Tocar saxofone era um dos maiores prazeres da vida da loira. Ela realmente estava aproveitando o momento, tanto que acabou se esquecendo de que estava ali a trabalho. Ganhar uma boa quantia de dinheiro por causa de um dos seus maiores prazeres. Sentia-se como uma prostituta musical ao avesso. Caminharam pelas ruas ao ritmo do jazz, festejando aquela data especial. Estava... Contente, talvez. Difícil dizer se “felicidade” se encaixa no grande dicionário da legista.
Depois de mais ou menos três horas, a comemoração chegou ao fim. Estava cansada, de fato, mas sabia que, se fosse necessário, tocaria noite adentro. Conversou por alguns minutos com a senhora que organizara todo o festejo, acertando os detalhes do pagamento e recebendo elogios e agradecimentos. Era uma senhora muito educada e, apesar de ser falante em demasia, Eva gostou de conhecê-la.
Mais uma vez de volta para a estrada. Como estava com fome, parou em um pequeno mercado antes de voltar para casa. A alemã se sentia tão inspirada que decidiu preparar o jantar por sua conta. Não encostara na cozinha desde sua chegada ao dormitório.

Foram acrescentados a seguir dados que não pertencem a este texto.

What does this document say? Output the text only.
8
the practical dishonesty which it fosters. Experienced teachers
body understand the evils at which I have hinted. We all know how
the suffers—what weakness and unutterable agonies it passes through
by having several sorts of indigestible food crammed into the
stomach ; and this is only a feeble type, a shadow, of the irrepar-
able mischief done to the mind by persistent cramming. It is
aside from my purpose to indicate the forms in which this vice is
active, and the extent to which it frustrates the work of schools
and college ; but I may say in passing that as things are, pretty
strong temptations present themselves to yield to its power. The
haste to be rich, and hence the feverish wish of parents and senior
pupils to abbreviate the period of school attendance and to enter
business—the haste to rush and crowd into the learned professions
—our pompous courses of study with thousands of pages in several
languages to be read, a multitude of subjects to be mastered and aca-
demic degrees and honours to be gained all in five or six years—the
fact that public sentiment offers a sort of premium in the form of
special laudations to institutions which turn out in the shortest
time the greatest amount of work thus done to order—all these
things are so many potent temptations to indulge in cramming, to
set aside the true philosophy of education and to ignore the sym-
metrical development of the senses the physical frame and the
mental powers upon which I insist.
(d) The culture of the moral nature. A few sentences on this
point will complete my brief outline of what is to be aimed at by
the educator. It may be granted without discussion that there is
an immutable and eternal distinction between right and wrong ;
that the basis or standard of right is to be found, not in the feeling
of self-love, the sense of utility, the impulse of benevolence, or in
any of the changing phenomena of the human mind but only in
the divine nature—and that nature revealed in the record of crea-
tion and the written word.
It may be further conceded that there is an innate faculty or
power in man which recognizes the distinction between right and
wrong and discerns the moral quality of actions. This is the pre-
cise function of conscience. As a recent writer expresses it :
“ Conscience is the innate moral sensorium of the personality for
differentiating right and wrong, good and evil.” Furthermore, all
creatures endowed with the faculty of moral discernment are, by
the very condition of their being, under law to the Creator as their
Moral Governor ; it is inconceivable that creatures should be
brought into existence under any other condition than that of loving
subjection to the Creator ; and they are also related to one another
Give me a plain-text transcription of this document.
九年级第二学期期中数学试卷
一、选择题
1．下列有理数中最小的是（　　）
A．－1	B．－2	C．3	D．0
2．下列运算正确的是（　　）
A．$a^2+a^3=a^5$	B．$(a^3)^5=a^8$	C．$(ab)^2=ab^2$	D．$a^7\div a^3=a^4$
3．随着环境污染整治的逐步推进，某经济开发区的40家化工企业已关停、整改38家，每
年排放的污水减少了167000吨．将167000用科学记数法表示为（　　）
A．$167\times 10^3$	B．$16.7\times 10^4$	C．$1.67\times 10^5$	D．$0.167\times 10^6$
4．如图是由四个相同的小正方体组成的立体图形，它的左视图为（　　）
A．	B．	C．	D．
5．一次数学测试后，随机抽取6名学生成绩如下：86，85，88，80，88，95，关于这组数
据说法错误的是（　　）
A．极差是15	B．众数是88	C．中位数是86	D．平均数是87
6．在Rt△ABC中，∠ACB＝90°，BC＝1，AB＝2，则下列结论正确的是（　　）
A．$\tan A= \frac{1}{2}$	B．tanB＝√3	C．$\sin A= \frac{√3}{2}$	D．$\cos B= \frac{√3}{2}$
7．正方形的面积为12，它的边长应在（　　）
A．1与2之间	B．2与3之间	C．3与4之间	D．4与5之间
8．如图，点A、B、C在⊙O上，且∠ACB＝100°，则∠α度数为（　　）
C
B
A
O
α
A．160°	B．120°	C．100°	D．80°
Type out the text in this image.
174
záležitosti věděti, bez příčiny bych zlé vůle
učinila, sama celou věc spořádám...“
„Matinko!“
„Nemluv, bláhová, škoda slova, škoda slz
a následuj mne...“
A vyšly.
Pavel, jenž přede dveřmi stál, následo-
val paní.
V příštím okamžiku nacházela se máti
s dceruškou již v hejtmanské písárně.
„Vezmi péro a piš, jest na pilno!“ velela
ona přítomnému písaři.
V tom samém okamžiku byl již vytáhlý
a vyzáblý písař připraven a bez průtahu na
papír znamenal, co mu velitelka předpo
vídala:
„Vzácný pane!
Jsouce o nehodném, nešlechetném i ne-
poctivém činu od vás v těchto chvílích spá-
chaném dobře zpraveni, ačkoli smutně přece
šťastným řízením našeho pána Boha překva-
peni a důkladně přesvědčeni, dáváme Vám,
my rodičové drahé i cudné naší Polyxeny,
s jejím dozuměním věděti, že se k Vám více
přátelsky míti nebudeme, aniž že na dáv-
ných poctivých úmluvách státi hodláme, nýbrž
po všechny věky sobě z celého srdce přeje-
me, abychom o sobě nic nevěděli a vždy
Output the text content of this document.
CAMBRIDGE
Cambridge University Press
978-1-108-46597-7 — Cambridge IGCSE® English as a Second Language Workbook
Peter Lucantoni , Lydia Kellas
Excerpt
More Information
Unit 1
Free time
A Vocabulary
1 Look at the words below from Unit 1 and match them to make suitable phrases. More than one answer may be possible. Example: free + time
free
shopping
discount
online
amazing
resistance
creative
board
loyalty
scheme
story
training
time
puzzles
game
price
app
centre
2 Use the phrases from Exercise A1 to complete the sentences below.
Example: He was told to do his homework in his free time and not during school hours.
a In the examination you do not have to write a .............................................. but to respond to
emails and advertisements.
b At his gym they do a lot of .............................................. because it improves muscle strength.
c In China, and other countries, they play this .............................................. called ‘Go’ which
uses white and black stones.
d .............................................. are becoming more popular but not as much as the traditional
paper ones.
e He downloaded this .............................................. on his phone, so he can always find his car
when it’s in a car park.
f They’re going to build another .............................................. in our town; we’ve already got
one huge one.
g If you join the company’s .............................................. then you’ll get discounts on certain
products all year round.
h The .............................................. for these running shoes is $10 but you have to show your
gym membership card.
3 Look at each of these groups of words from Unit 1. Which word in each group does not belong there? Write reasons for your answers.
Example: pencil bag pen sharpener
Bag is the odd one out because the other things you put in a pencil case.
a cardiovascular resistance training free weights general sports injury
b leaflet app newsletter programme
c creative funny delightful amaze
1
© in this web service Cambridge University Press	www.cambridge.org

Pegou-se relembrando seus finais de semana com Petrus enquanto escolhia alguns pimentões verdes. Nenhum dos dois era bom cozinheiro, então a verdadeira competição era tentar fazer uma refeição completa e pomposa com ingredientes simples, como ovos e macarrão instantâneo. Tocariam seus instrumentos, saxofone e piano, depois do jantar e, talvez, fumariam um pouco na varanda. Bons tempos, pensou, mas ele era um mentiroso e agora está morto. Empurrou as memórias indesejadas para um quarto de sua mente, trancou a porta e jogou a chave o mais longe possível. Sabia, porém, que era só uma questão de tempo até encontrar a tal chave.
Curiosidade: Os casos de suicídio (egoísta e anômico) aumentam em noites de lua cheia e feriados.
Cerca de duas horas depois, a cientista já estava sentada na mesa de jantar de seu apartamento. A cozinha já estava limpa e sua refeição, berinjelas e pimentões recheados de carne moída, pronta. Macquiavel, a Python timoriensis albina, se retorcia preguiçosamente em sua jaula de vidro. O lustre acima de sua cabeça era a única fonte de iluminação e um blues desconhecido tocava na antiga vitrola de seu falecido mentor. Ela geralmente preferia seu Ipod, mas aquele era um momento de paz raro e relativamente especial.
Um dia aparentemente comum que acabou saindo melhor do que o esperado.
Colocou um pouco mais de merlot suave em uma de suas poucas taças e a ergueu em um gesto solene, um pouco acima da cabeça.
– Feliz aniversário de vinte anos, Eva.